DEV-ROUNDTRIP KOMPLETT
Jetzt, nachdem unsere Testumgebung komplett ist, wollen wir sie natürlich auch für die Entwicklung einsetzen. Ausführen lässt sich das Ganze mit einem einfachen Kommando:
shell:docker-compose up
Das alleine ist natürlich noch kein Roundtrip. Angenommen wir implementieren Änderungen im Code der Petclinic und wollen diese integrativ testen - wie sieht das konkret aus? Zunächst müssen wir über Maven oder mit der oben beschriebenen Gradle-Integration das JAR-File neu bauen. Dieses wird dann in ein ansonsten identisches Docker-Image gewrappt um den neuen Stand als Container hochfahren zu können. Die Datenbank muss man dabei nicht einmal neu starten, docker-compose erlaubt auch die selektive Anwendung auf einzelne Komponenten des Stacks.
Verhält sich der neue Code nicht so wie erwartet greifen viele Entwickler gern zum Debugger. Die native Integration der IDE ist mit unserem Setup nicht ausreichend, da die Applikation nicht aus dieser heraus gestartet wird. Wer Erfahrung mit Remote Debugging hat wird sich allerdings auch hier sofort wie zu Hause fühlen. Unsere Anwendung lauscht wie im Dockerfile gesehen auf den Debug-Port 14441 - wird dieser auch mit einem Port-Mapping versehen können wir darauf direkt auf localhost zugreifen. Exemplarisch zeigen wir hier die zugehörige IntelliJ Konfiguration.
FAZIT
Damit haben wir schon relativ viele Bedürfnisse eines Anwendungs-Entwicklers abgedeckt. Selbstverständlich hat der komplett von Docker getriebene Ansatz auch einige Nachteile, die man entweder akzeptieren oder mit Aufwand, den wir uns nicht gemacht haben, lösen muss:
- Hot Swaps - ob nativ in der IDE oder z.B. mit JRebel - gehören für viele Entwickler zum Alltag. Um so etwas mit Docker zu gewährleisten müsste man mit einem als Volume gemounteten exploded JAR arbeiten, was allerdings dem Container-Gedanken widerspricht. Einen ähnlichen Ansatz wählt Peter Rossbach eine Schicht höher, wenn er die WAR-Files als Volume in einen Tomcat-Container packt anstatt diese fest ins Image zu bauen.

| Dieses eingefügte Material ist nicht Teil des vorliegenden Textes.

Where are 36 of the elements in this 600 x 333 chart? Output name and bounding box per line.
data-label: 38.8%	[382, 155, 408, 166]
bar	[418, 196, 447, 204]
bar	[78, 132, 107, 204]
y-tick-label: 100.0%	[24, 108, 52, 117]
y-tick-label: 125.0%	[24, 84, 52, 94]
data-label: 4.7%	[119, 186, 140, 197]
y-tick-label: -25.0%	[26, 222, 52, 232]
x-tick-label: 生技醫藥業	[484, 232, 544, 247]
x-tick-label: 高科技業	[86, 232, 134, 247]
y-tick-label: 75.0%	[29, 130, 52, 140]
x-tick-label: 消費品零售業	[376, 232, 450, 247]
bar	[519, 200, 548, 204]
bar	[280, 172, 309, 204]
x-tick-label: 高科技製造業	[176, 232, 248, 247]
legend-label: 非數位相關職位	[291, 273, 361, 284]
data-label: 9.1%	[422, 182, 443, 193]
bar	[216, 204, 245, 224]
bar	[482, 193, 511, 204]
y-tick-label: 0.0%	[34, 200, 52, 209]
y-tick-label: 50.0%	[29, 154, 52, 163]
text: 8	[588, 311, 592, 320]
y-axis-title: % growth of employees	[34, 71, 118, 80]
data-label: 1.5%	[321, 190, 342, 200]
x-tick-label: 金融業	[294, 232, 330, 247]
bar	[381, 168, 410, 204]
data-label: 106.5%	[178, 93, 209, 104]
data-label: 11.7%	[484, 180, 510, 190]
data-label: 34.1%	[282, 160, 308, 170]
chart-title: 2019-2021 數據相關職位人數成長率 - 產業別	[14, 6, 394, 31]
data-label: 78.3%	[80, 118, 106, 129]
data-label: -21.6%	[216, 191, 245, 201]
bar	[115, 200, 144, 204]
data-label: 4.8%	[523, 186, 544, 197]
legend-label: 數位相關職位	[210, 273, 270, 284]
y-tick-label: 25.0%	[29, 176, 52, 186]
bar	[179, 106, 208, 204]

- Die Images mit den fertigen Datenständen werden schnell relativ groß. So umfasst das mysql/5.7 Base Image bereits 400.2MB, durch die Hinzunahme der Petclinic-DB mit dem oben beschriebenen Ansatz landen wir bereits bei über 600MB. Unsere Vermutung: Da Docker Images in Layern gebaut werden ist das /var/lib/mysql-Verzeichnis effektiv doppelt enthalten. Natürlich könnte man das optimieren, indem nur einzelne Teile ersetzt werden - dafür wird es dann mit der Konsistenz schwieriger.
Alles in allem verhält es sich mit Docker wie mit jedem anderen Tool: Es ist wichtig die Funktionalitäten und Grenzen zu kennen um einen Einsatz im jeweiligen Kontext sorgfältig abwägen zu können. Für uns zählt Docker - nicht zuletzt aufgrund der Evaluierung in diversen Labs - zu unserem Werkzeugkasten und hat mittlerweile in vielen Projekten seinen Platz. Inwieweit Container auch als lokale Entwicklungs-Plattform eingesetzt werden ist dabei aber sehr unterschiedlich.